In einer Presseverlautbarung wies die SPS die hauptsächlich von bürgerlicher Seite herrührende Kritik scharf zurück und stellte sich damit vor ihren Bundesrat
[7]. Auch die nationalrätliche Kommission für auswärtige Angelegenheiten nahm den Angegriffenen in Schutz, allerdings nicht ohne selber gewisse Vorbehalte anzubringen. Sie verlangte zudem eine sofortige Beantwortung der immer noch hängigen Interpellationen zur Aussenpolitik in der Märzsession, womit allen Seiten Gelegenheit zu einer Aussprache gegeben werden sollte
[8].
Die aussenpolitische Debatte gab, abgesehen von der Kritik an Auberts Stil, an der Besuchsdiplomatie ganz allgemein und an der Diskussion der Zielsetzungen der schweizerischen Aussenpolitik, auch den Rahmen ab für eine Erörterung der staatsrechtlichen Zuständigkeit für dieses Gebiet der Staatstätigkeit. Während sich der Bundesrat auf den Standpunkt stellte, die aussenpolitische Materie sei Sache der Regierung, wurden im Rat Stimmen laut, welche die Meinung vertraten, die Festlegung der Richtlinien liege in der Kompetenz der Bundesversammlung. Die aussenpolitischen Kommissionen der Räte waren denn auch gewillt, in Zukunft den ihnen vom Geschäftsreglernent eingeräumten Bewegungsspielraum besser auszunützen und auf diese Weise ihre Wirksamkeit zu erhöhen
[9].
Staatsrechtliche Überlegungen zur Aussenpolitik machte sich auch eine unter der Leitung von Nationalrat Duboule (fdp, GE) stehende Arbeitsgruppe der Stiftung für eidgenössische Zusammenarbeit. In ihrem Bericht forderte diese Gruppe auf aussenpolitischem Gebiet eine verstärkte Kooperation zwischen Bund und Kantonen und gleichzeitig vermehrte kantonale Kompetenzen. Als Vorbild schwebte ihr dabei ein Verhältnis vor, wie es in den USA. in Kanada, aber auch in der Bundesrepublik Deutschland zwischen dem Gesamtstaat und den Einzelstaaten üblich ist. In Analogie dazu plädierte die Kommission für konsularische Vertretungen der Kantone im Ausland, vor allem aber für eine föderalistische Zusammenarbeit bei der Ausarbeitung von Staatsverträgen, wobei sie in der gegenwärtig herrschenden schweizerischen Praxis bereits Ansätze zu einer Verwirklichung dieser Forderungen zu erkennen glaubte
[10].
[1] VgI. Teil I, 1c (Regierung).
[2] BaZ, 288, 8.12.79 ; zum Rücktritt Weitnauers siehe Presse vom 21.2.80.

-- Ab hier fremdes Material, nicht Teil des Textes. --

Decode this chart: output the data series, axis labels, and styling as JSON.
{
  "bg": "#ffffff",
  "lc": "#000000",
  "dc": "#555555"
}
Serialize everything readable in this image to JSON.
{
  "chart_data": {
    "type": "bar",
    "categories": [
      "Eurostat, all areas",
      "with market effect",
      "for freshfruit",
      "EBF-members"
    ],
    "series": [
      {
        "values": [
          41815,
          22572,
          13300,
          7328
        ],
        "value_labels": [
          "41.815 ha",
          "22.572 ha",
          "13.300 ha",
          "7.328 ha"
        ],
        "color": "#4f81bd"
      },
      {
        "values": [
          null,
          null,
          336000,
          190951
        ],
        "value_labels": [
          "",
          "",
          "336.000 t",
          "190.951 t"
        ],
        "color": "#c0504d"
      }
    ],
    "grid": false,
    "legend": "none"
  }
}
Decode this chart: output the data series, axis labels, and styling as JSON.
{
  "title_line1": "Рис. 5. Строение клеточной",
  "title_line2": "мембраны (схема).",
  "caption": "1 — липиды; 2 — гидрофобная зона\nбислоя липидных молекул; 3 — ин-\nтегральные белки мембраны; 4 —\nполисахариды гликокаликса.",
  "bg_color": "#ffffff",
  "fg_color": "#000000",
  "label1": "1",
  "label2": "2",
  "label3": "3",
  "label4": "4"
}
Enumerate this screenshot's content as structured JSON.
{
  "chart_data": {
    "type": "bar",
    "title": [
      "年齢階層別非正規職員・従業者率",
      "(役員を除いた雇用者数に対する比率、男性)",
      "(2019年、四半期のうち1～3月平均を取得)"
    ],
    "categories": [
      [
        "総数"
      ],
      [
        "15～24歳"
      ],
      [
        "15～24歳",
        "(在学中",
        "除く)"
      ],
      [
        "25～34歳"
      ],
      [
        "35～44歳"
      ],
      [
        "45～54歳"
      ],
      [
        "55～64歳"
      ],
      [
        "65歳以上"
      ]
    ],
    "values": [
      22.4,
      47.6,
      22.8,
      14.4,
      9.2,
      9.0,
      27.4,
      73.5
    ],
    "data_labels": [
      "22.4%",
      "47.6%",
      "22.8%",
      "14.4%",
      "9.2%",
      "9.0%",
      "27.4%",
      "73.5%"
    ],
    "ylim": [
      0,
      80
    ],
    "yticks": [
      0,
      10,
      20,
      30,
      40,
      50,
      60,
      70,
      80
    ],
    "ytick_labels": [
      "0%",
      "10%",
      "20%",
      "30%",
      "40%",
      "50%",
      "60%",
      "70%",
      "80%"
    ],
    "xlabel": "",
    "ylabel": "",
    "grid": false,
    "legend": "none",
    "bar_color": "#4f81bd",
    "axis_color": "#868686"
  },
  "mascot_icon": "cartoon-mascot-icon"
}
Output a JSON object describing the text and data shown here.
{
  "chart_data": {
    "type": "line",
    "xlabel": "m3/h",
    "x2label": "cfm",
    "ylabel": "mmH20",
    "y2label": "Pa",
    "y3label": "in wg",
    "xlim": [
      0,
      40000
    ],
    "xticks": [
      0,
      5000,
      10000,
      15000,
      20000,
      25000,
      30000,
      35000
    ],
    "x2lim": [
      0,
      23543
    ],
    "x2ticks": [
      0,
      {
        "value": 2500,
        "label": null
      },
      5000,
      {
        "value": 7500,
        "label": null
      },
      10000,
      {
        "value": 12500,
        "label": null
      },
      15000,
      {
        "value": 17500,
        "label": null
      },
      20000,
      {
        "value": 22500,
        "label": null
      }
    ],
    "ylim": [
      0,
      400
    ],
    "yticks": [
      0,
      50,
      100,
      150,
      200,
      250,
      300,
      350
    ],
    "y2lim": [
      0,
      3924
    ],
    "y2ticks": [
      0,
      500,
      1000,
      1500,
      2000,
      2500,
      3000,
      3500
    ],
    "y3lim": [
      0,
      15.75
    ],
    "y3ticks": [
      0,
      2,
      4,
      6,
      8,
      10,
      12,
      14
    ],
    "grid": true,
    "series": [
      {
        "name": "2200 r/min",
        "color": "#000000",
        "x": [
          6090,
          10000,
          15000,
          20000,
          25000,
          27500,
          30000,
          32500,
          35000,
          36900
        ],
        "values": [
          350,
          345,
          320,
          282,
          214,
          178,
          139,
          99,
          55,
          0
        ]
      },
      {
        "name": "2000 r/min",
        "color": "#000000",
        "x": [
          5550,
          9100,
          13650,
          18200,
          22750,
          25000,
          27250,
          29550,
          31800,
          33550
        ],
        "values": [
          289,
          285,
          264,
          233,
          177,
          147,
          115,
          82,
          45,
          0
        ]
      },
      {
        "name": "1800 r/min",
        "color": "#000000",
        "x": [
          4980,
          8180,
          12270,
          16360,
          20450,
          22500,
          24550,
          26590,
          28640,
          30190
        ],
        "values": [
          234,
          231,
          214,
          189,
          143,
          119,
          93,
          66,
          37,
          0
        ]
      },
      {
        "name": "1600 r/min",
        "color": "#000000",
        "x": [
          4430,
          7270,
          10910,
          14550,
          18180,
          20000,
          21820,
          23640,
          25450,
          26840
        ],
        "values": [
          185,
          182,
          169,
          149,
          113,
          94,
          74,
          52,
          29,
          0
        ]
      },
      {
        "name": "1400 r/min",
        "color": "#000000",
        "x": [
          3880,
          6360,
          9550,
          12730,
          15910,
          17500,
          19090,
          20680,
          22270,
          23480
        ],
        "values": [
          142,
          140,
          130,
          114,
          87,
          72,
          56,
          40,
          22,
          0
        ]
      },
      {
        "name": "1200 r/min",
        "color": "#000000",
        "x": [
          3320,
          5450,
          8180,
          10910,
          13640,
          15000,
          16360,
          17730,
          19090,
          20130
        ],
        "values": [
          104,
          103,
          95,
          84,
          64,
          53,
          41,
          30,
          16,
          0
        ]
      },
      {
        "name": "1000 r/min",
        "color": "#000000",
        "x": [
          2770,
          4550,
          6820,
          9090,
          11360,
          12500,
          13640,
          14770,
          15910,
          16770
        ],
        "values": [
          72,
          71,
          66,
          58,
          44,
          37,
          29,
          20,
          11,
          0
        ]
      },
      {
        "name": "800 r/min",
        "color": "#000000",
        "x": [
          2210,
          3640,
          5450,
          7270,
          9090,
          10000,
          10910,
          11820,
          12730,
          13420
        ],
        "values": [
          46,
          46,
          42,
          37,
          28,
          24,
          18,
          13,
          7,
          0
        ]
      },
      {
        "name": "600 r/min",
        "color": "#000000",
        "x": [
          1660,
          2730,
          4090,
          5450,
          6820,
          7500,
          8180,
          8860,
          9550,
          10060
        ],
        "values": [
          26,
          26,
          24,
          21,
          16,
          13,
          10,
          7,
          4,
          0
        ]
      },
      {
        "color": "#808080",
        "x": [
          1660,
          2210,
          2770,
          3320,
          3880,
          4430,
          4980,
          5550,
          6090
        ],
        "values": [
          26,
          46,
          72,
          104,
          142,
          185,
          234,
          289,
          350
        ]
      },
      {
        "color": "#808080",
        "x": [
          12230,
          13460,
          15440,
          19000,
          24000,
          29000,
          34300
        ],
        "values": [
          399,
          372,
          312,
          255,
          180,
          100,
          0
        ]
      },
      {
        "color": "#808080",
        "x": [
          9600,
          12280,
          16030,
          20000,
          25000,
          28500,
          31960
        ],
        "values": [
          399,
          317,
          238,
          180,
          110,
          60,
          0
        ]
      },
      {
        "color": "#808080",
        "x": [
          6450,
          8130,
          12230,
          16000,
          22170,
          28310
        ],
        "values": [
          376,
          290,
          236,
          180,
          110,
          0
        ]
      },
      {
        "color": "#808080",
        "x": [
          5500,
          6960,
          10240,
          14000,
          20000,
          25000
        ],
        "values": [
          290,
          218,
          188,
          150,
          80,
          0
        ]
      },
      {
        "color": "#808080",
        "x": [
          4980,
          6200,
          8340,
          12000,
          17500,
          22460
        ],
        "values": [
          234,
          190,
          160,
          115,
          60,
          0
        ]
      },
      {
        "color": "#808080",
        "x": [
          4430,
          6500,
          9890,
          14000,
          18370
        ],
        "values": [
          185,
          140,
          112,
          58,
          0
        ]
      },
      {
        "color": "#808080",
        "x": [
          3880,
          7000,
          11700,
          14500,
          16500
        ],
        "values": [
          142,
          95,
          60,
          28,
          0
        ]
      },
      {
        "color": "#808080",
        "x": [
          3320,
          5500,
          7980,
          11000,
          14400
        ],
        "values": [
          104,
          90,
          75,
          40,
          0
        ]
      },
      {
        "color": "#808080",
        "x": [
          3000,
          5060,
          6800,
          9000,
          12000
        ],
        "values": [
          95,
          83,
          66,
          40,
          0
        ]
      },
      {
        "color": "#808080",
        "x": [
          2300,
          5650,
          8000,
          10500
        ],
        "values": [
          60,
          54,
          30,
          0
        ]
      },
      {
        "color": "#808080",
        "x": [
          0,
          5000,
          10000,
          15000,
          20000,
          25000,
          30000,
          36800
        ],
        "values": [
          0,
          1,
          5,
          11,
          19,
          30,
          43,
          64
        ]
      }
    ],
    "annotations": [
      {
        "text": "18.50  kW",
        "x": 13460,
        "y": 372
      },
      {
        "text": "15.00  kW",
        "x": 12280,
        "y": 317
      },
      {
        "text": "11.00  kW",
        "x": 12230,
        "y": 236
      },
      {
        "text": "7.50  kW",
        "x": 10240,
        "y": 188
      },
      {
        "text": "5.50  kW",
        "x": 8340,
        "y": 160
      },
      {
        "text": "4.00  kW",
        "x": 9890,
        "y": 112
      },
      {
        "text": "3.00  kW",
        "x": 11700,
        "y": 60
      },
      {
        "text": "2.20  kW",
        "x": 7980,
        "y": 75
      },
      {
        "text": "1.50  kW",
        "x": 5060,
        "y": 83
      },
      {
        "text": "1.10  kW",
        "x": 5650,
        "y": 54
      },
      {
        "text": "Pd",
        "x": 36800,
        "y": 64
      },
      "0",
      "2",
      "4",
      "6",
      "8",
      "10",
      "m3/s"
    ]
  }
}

[3] Aubert besuchte im Verlauf seiner Reise Nigeria, Kamerun, Obervolta, Elfenbeinküste und Senegal.
[4] NZZ, 9, 12.1.79; BaZ, 10, 12.1.79
[5] Ldb, 9, 12.1.79. Aubert dementierte später gewisse Teile des Interviews. Vgl. TA, 9, 12.1.79; vgl. auch G. Kreis. «Umstrittene Reisediplomatie». in Schweizer Monatshefte, 59/1979, S. 209 ff.
[6] Amtl. Bull. NR, 1979, S. 203 ff.
[8] NZZ (sda), 30, 6.2.79; vgl. auch P. Aubert. «Débat de politique étrangère », in Documenta,1979, Nr. 2. S. 12 ff.
[9] Amtl. Bull. NR, 1979, S. 203 ff.; BaZ, 106, 8.5.79.
[10] Stiftung für eidgenössische Zusammenarbeit. Kantone und Aussenpolitik, Solothurn 1979; NZZ, 127, 5.6.79.